Il importe de le répéter : les désaccords portant sur les finalités ne peuvent pas faire l’objet de compromis. Si jamais le parti Républicain s’avisait de l’existence du Projet de 1619, il ne fait aucun doute qu'il le trouverait contestable. Mais alors, les Républicains ôteraient toute force à leurs objections en reconnaissant que le Projet 1619 contient de nombreuses affirmations véridiques dont nous devrions tenir compte. Ils seraient alors conduits à accepter le programme éducatif du Projet 1619 : d'abord en partie, puis, finalement, dans son intégralité.

Bien sûr, le Projet 1619 contient des affirmations véridiques. Quel récit historique n’en contient pas ? Mais le message général qu’il transmet est si faux et si destructeur que ce Projet doit être réduit en miettes. Soit vous commencez en 1619 et vous faites de l'esclavage la notion fondamentale de la nation américaine, soit vous commencez en 1776 et vous faites de l'égalité humaine la notion fondamentale. C'est l'un ou l'autre.
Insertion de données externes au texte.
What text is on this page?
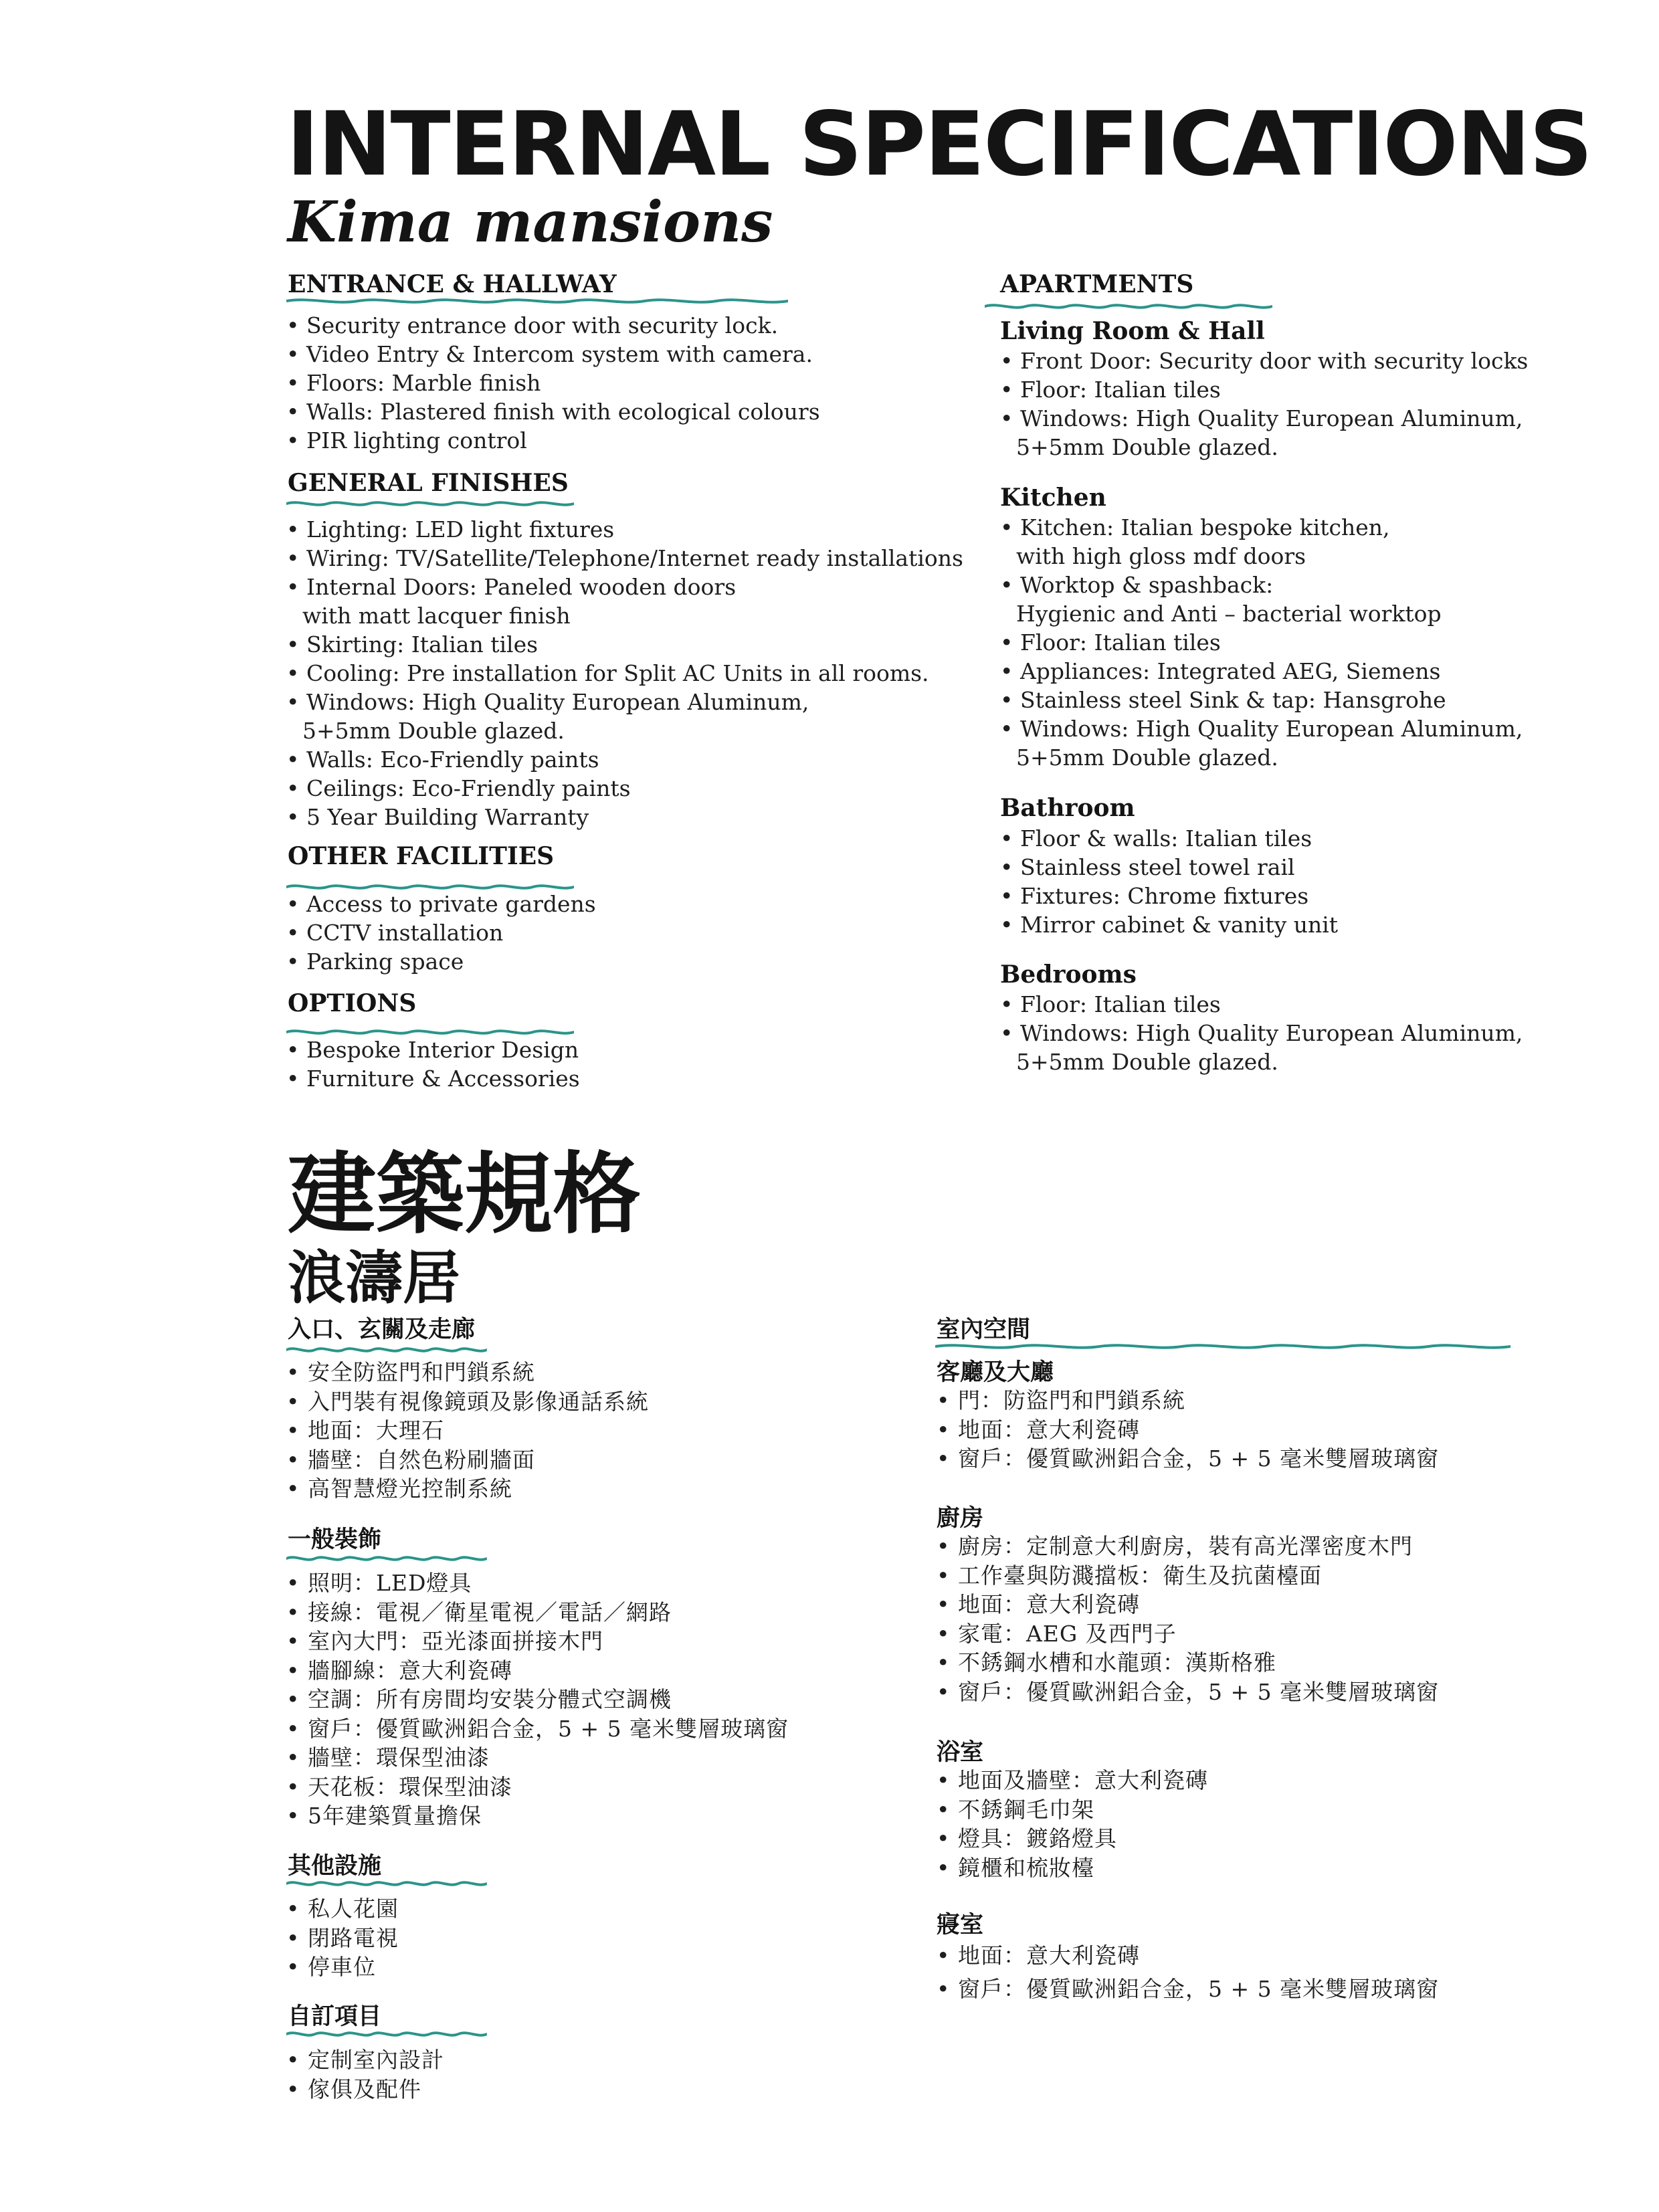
INTERNAL SPECIFICATIONS
Kima mansions
ENTRANCE & HALLWAY
• Security entrance door with security lock.
• Video Entry & Intercom system with camera.
• Floors: Marble finish
• Walls: Plastered finish with ecological colours
• PIR lighting control
GENERAL FINISHES
• Lighting: LED light fixtures
• Wiring: TV/Satellite/Telephone/Internet ready installations
• Internal Doors: Paneled wooden doors
with matt lacquer finish
• Skirting: Italian tiles
• Cooling: Pre installation for Split AC Units in all rooms.
• Windows: High Quality European Aluminum,
5+5mm Double glazed.
• Walls: Eco-Friendly paints
• Ceilings: Eco-Friendly paints
• 5 Year Building Warranty
OTHER FACILITIES
• Access to private gardens
• CCTV installation
• Parking space
OPTIONS
• Bespoke Interior Design
• Furniture & Accessories
APARTMENTS
Living Room & Hall
• Front Door: Security door with security locks
• Floor: Italian tiles
• Windows: High Quality European Aluminum,
5+5mm Double glazed.
Kitchen
• Kitchen: Italian bespoke kitchen,
with high gloss mdf doors
• Worktop & spashback:
Hygienic and Anti – bacterial worktop
• Floor: Italian tiles
• Appliances: Integrated AEG, Siemens
• Stainless steel Sink & tap: Hansgrohe
• Windows: High Quality European Aluminum,
5+5mm Double glazed.
Bathroom
• Floor & walls: Italian tiles
• Stainless steel towel rail
• Fixtures: Chrome fixtures
• Mirror cabinet & vanity unit
Bedrooms
• Floor: Italian tiles
• Windows: High Quality European Aluminum,
5+5mm Double glazed.
建築規格
浪濤居
入口、玄關及走廊
• 安全防盜門和門鎖系統
• 入門裝有視像鏡頭及影像通話系統
• 地面：大理石
• 牆壁：自然色粉刷牆面
• 高智慧燈光控制系統
一般裝飾
• 照明：LED燈具
• 接線：電視／衛星電視／電話／網路
• 室內大門：亞光漆面拼接木門
• 牆腳線：意大利瓷磚
• 空調：所有房間均安裝分體式空調機
• 窗戶：優質歐洲鋁合金，5 + 5 毫米雙層玻璃窗
• 牆壁：環保型油漆
• 天花板：環保型油漆
• 5年建築質量擔保
其他設施
• 私人花園
• 閉路電視
• 停車位
自訂項目
• 定制室內設計
• 傢俱及配件
室內空間
客廳及大廳
• 門：防盜門和門鎖系統
• 地面：意大利瓷磚
• 窗戶：優質歐洲鋁合金，5 + 5 毫米雙層玻璃窗
廚房
• 廚房：定制意大利廚房，裝有高光澤密度木門
• 工作臺與防濺擋板：衛生及抗菌檯面
• 地面：意大利瓷磚
• 家電：AEG 及西門子
• 不銹鋼水槽和水龍頭：漢斯格雅
• 窗戶：優質歐洲鋁合金，5 + 5 毫米雙層玻璃窗
浴室
• 地面及牆壁：意大利瓷磚
• 不銹鋼毛巾架
• 燈具：鍍鉻燈具
• 鏡櫃和梳妝檯
寢室
• 地面：意大利瓷磚
• 窗戶：優質歐洲鋁合金，5 + 5 毫米雙層玻璃窗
De nombreux Républicains, notamment ceux qui sont de tendance libertarienne, disent aux multiculturalistes : « Vous pouvez vivre comme vous le souhaitez, mais laissez-nous vivre comme nous le souhaitons ». S'attendre à ce que les gens vivent d'une certaine manière alors qu'ils sont entourés de personnes qui vivent d'une manière très différente est une idée chimérique s'il en est. Pour la plupart des êtres humains, vivre en accord avec un ensemble de valeurs donné exige de vivre dans un environnement qui soutient ces valeurs. Les multiculturalistes, contrairement aux conservateurs du genre « vivre et laisser vivre », comprennent très bien cela, c'est pourquoi ils insistent pour que nous nous conformions tous à leurs valeurs.

Par exemple, comme le souligne Scott Yenor, les multiculturalistes comprennent que s'ils veulent vraiment « libérer » les femmes, il ne suffit pas de leur permettre de faire passer leur carrière avant la maternité : les femmes doivent être obligées de le faire. Sinon, les femmes verront qu'elles ont le choix. De même, il ne suffit pas de permettre aux écoles d'adopter le programme éducatif du Projet 1619 sur une base individuelle : elles doivent être tenues de l'adopter. Bien sûr, au début, c'est présenté comme facultatif, mais c’est seulement parce que les multiculturalistes comprennent qu'ils doivent procéder par étapes.

Hannah-Jones, La responsable du Projet 1619, insiste sur le fait qu'aucune personne saine d'esprit ne peut s'opposer au récit historique centré sur l’esclavage qui est celui du Projet. « Nos fact checkers sont allé voir un panel d'historiens et leur ont fait passer en revue chaque argument et chaque fait qui se trouve ici », a-t-elle déclaré dans une interview à PBS. « Donc il n’est pas possible contester factuellement ce que nous disons. »

Les Républicains devraient en prendre bonne note. Ils combattent un ennemi qui croit qu'il est impossible de contester les faits qu’il avance. Si les Républicains pratiquent le « vivre et laisser vivre » tandis que les multiculturalistes pratiquent le « faites comme nous, ou bien sinon », les Républicains continueront à perdre. »

Thomas D. Klingenstein, “Preserving the American way of life”, The American Mind, 3 juin 2020.